Besides store and manufacturer’s coupons, I really like restaurant coupons. We are a family of six, so it can be extremely expensive for us to go out to eat at a restaurant. Therefore, if I can find a restaurant coupon for a particular restaurant, it is highly likely that my family will go to eat at that restaurant.

A note from us at I’m In:  We can help you save on food and restaurants at I’m In!

Another type of coupon that I find useful is store specific coupons. For instance, Office Depot will send coupons for $10 off $50 or something similar. I purchase a lot of office type products for my job, and many times I will use these coupons to save my employer money. In addition, our family will use coupons for oil changes, haircuts, and other services such as lawn mowing and dry cleaning.

I am a full time working mom, and I decided to go back to graduate school last spring. I am taking three classes this fall, besides working and following four children around. Needless to say, we are a busy family. Since going back to school, my husband has offered to help more with household responsibilities, including grocery shopping. He made his first shopping trip last week, and I asked him if he wanted to take the coupons. He agreed to take them, but wasn’t overly enthusiastic about it. I also asked him if he wanted to take my insulated shopping bags with the flowers on them to which he replied, “No, I think that would be a little too much.” So, I was worried all day about how much he would spend and if he would use the right coupons and buy the things that were on sale. Surprisingly, he spent less than I usually do and had enough for all the meals for the week. I was so proud of him and relieved all at the same time. He now is the official grocery buyer in our home, at least until I get out of school.

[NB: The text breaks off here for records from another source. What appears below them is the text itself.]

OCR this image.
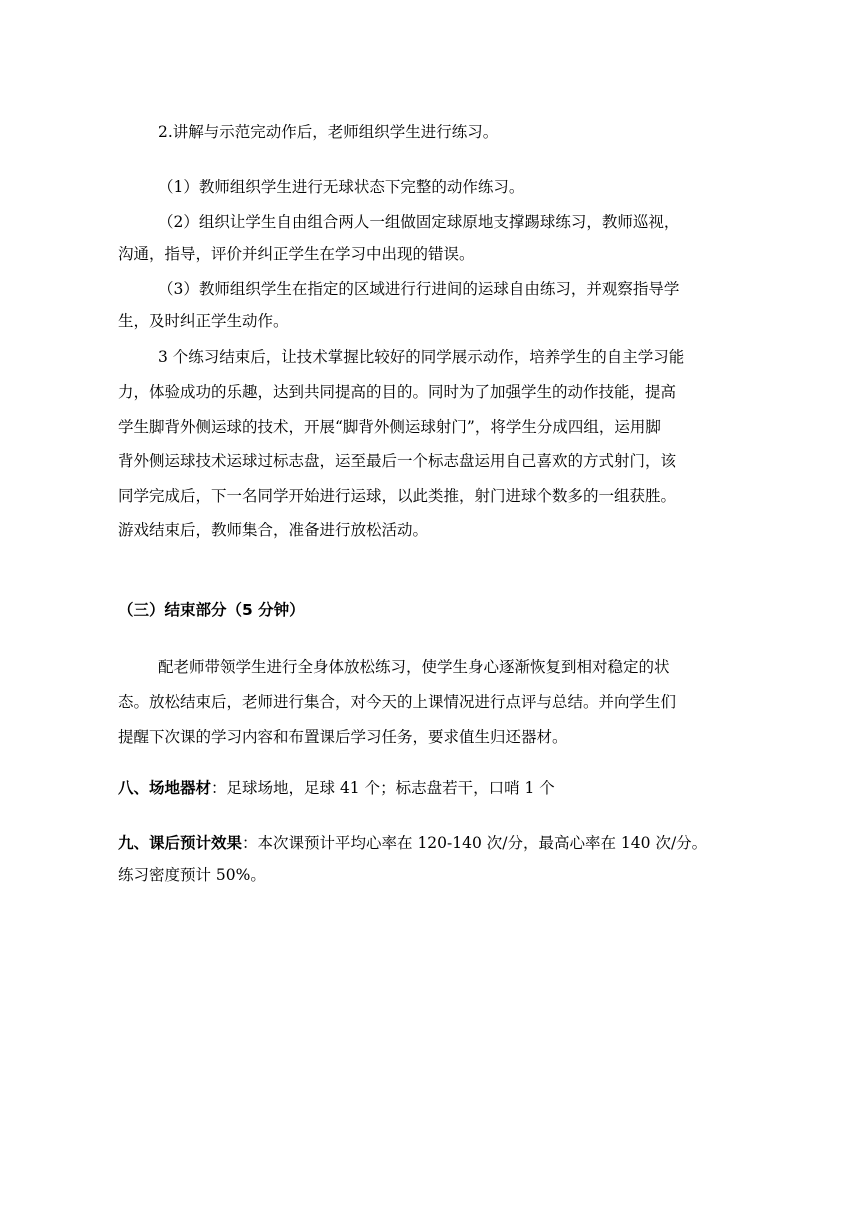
2.讲解与示范完动作后，老师组织学生进行练习。
（1）教师组织学生进行无球状态下完整的动作练习。
（2）组织让学生自由组合两人一组做固定球原地支撑踢球练习，教师巡视，
沟通，指导，评价并纠正学生在学习中出现的错误。
（3）教师组织学生在指定的区域进行行进间的运球自由练习，并观察指导学
生，及时纠正学生动作。
3 个练习结束后，让技术掌握比较好的同学展示动作，培养学生的自主学习能
力，体验成功的乐趣，达到共同提高的目的。同时为了加强学生的动作技能，提高
学生脚背外侧运球的技术，开展“脚背外侧运球射门”，将学生分成四组，运用脚
背外侧运球技术运球过标志盘，运至最后一个标志盘运用自己喜欢的方式射门，该
同学完成后，下一名同学开始进行运球，以此类推，射门进球个数多的一组获胜。
游戏结束后，教师集合，准备进行放松活动。
（三）结束部分（5 分钟）
配老师带领学生进行全身体放松练习，使学生身心逐渐恢复到相对稳定的状
态。放松结束后，老师进行集合，对今天的上课情况进行点评与总结。并向学生们
提醒下次课的学习内容和布置课后学习任务，要求值生归还器材。
八、场地器材：足球场地，足球 41 个；标志盘若干，口哨 1 个
九、课后预计效果：本次课预计平均心率在 120-140 次/分，最高心率在 140 次/分。
练习密度预计 50%。
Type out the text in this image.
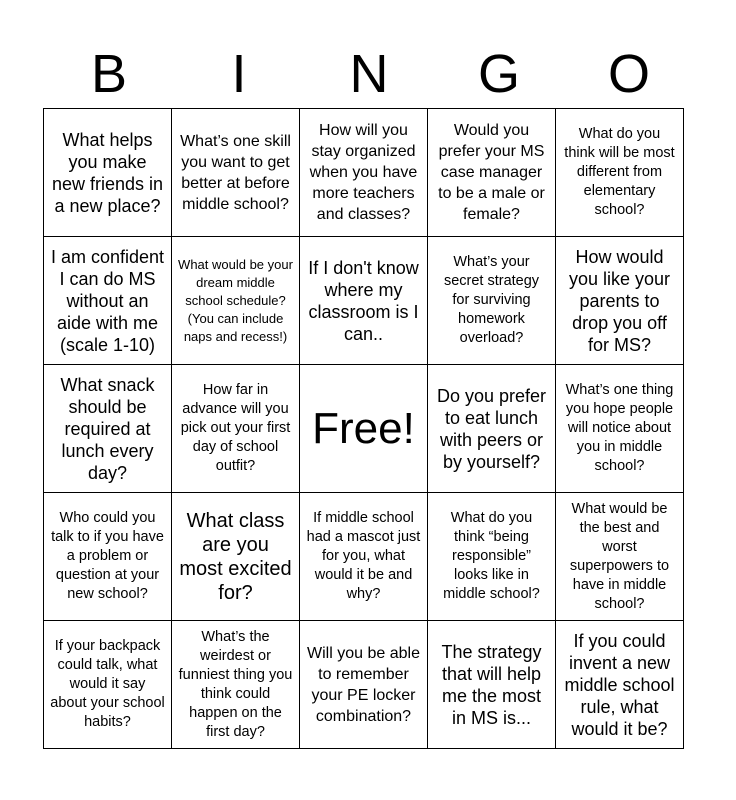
B	I	N	G	O
What helps you make new friends in a new place?	What’s one skill you want to get better at before middle school?	How will you stay organized when you have more teachers and classes?	Would you prefer your MS case manager to be a male or female?	What do you think will be most different from elementary school?

I am confident I can do MS without an aide with me (scale 1-10)	What would be your dream middle school schedule? (You can include naps and recess!)	If I don't know where my classroom is I can..	What’s your secret strategy for surviving homework overload?	How would you like your parents to drop you off for MS?

What snack should be required at lunch every day?	How far in advance will you pick out your first day of school outfit?	Free!	Do you prefer to eat lunch with peers or by yourself?	What’s one thing you hope people will notice about you in middle school?

Who could you talk to if you have a problem or question at your new school?	What class are you most excited for?	If middle school had a mascot just for you, what would it be and why?	What do you think “being responsible” looks like in middle school?	What would be the best and worst superpowers to have in middle school?

If your backpack could talk, what would it say about your school habits?	What’s the weirdest or funniest thing you think could happen on the first day?	Will you be able to remember your PE locker combination?	The strategy that will help me the most in MS is...	If you could invent a new middle school rule, what would it be?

I am a budget follower (even though my husband isn’t always), and I rely on coupons to save money on various items for my family. Every little bit helps, and we like to use the money that we save for extras such as vacations and hobbies. I love to clip, organize, and use coupons for all different things. So, to answer the question, “Do coupons influence my purchasing decisions?” the answer is most definitely yes. We rely on coupons heavily and even think it’s kind of fun to see how much money we can save.